La riprova si è avuta con la crisi dei semiconduttori ha messo in ginocchio le produzioni di veicoli durante la pandemia, facendo capire quanto sia dipendente dall’oriente. L’elettrificazione rischia di porre definitivamente in mano al Dragone tutta la mobilità mondiale.

E l’occidente, Europa in testa, pare non accorgersene, sfornando normative manifesto per il futuro sempre più elettrico, attratto dalle sirene ecologiste a senso unico.

I target sulle emissioni medie della flotta, fissati dall’Unione europea, pari a 95 g/km vorrebbero porre il concetto che, più che un’alternativa, l’elettrico è un obbligo.

Ma così non è. Molti che sono passati a veicoli elettrici, stanno ripensandoci e tornando all’endotermico.

Uno studio americano su un campione di 14.000 “early adopters” passati all’auto elettrica fra il 2012 e il 2018. Il 18% di costoro, infatti, ha fatto mercia indietro. La percentuale sale al 20% fra i possessori di un’ibride plug in.

E allora?

I risultati del Cop26

Non solo USA, Cina, Germania e Italia, ma anche il Giappone dice “no” alla proposta di vietare la vendita di motori endotermici a partire dal 2035.

Peraltro, la posizione di Toyota, il più grande produttore al mondo di veicoli, era nota da tempo così come la posizione contraria di BMW.
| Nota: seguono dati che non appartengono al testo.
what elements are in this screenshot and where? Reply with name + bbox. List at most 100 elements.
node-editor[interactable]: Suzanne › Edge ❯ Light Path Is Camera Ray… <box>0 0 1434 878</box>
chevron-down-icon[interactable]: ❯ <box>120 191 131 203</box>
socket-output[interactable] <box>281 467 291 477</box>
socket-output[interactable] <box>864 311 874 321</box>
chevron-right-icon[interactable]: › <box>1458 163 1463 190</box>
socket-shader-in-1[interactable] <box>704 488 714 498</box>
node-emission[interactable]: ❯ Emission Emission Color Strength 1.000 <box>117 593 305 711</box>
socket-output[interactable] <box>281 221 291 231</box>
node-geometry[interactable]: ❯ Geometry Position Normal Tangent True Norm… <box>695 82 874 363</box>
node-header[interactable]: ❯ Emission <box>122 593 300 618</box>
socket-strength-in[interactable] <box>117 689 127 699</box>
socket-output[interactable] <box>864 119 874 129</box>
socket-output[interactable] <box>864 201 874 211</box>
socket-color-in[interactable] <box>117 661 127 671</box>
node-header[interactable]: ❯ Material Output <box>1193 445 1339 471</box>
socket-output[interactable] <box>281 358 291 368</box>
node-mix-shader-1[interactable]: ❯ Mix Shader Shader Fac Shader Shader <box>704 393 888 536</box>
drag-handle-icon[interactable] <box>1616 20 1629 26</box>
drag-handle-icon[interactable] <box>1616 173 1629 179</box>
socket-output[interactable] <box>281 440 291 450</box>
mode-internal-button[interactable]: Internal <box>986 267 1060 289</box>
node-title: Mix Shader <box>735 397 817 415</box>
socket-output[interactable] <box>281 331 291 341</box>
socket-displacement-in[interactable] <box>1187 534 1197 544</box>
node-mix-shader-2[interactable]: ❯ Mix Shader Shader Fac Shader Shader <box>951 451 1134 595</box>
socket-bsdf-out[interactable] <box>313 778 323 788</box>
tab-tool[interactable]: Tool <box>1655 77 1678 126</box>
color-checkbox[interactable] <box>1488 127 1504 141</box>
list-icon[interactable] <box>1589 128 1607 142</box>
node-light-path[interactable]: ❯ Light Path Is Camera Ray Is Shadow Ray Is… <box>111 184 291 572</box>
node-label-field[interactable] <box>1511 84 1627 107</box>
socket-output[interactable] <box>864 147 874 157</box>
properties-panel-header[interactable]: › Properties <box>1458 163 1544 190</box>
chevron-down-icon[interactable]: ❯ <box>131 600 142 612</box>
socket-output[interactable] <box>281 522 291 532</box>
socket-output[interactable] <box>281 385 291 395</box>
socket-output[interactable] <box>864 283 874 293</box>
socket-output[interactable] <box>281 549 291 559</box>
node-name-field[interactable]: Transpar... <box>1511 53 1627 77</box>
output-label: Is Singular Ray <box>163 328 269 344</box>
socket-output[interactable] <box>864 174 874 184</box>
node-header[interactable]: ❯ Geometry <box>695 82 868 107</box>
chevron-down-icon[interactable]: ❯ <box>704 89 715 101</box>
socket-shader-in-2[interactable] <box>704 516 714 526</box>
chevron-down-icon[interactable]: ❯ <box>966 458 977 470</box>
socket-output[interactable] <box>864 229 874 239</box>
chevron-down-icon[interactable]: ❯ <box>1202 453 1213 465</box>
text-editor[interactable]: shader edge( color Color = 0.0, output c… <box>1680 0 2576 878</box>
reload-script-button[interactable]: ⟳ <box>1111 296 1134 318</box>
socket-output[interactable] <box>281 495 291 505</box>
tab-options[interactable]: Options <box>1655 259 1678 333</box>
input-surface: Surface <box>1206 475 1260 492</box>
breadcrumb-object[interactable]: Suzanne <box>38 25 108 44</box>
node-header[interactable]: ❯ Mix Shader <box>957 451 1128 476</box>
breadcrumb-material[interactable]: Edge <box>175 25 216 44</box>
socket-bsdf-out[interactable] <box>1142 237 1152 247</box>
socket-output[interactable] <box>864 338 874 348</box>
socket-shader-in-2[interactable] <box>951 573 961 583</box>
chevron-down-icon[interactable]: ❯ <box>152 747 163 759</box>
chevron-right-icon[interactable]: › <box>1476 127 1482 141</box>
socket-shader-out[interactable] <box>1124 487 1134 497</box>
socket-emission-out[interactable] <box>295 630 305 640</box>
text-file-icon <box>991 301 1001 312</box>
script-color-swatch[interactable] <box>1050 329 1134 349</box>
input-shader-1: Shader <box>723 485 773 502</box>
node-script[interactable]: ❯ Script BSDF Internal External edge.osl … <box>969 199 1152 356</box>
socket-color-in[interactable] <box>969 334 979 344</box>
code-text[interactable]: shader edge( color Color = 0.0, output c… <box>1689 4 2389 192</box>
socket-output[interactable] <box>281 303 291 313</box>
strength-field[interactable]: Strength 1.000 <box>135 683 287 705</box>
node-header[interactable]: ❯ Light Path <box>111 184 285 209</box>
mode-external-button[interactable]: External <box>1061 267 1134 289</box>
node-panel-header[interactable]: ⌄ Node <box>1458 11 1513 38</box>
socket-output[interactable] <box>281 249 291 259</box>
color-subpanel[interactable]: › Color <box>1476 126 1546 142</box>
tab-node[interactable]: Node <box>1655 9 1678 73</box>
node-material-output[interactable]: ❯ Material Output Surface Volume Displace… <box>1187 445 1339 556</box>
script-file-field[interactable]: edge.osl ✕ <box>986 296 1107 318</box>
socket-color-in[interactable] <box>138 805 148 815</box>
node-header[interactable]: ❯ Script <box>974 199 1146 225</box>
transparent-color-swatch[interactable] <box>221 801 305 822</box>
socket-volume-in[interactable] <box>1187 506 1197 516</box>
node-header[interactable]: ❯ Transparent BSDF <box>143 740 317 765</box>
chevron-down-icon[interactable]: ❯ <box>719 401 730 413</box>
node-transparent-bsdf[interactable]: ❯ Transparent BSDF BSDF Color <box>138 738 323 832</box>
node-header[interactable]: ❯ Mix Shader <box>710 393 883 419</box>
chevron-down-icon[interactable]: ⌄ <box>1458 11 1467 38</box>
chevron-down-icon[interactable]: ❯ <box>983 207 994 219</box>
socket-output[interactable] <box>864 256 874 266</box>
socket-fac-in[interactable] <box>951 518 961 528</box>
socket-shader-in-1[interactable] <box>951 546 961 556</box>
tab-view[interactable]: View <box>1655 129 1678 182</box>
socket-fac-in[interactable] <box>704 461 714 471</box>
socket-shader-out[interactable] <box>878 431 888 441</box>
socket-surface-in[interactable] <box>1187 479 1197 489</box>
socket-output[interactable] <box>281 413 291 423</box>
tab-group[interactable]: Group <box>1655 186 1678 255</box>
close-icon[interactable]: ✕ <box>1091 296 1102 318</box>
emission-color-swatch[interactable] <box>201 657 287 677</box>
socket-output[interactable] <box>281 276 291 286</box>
Forse ci voleva un evento come la Cop26 di Glasgow per portare a galla questa verità. Sottoscrivere una dichiarazione di intenti circa lo stop, datato 2040 (2035 per i mercati più ricchi), alla produzione delle vetture con motore endotermico in favore di quelle elettriche, a emissioni zero è indigesto per molti che lo considerano troppo avventato.

Fra i non firmatari, colossi come Volkswagen, Stellantis, Renault, Nissan, Hyundai, BMW e Toyota.
Persino il Governo italiano teme che la dismissione delle vetture endotermiche possa mettere in crisi le numerose aziende della componentistica, che rischiano di pagare le conseguenze di una transizione troppo frettolosa.
La Gkn di Campi Bisenzio ne è un chiaro esempio.

Solo Volvo, Ford, GM, Mercedes-Benz, la cinese BYD e Jaguar Land Rover,  hanno messo nero su bianco i loro intenti al 2040.

Gli altri fabbricanti di auto non ne hanno voluto sapere di impegnarsi ad abbandonare bielle e pistoni.

Un’alleanza di case formate da Toyota, Nissan, Honda, Subaru e Mazda per quanto riguarda le auto e Honda, Kawasaki e Yamaha per quanto riguarda le moto, si è detta contraria alla proposta 2035.

Andranno avanti con lo sviluppo dei motori endotermici investendo energie e risorse sull’idrogeno come unica alternativa.

Che pone enormi vantaggi, a fronte delle difficoltà di approvvigionamento e produzione sostenibili.

Ma l’elettrificazione non è da meno.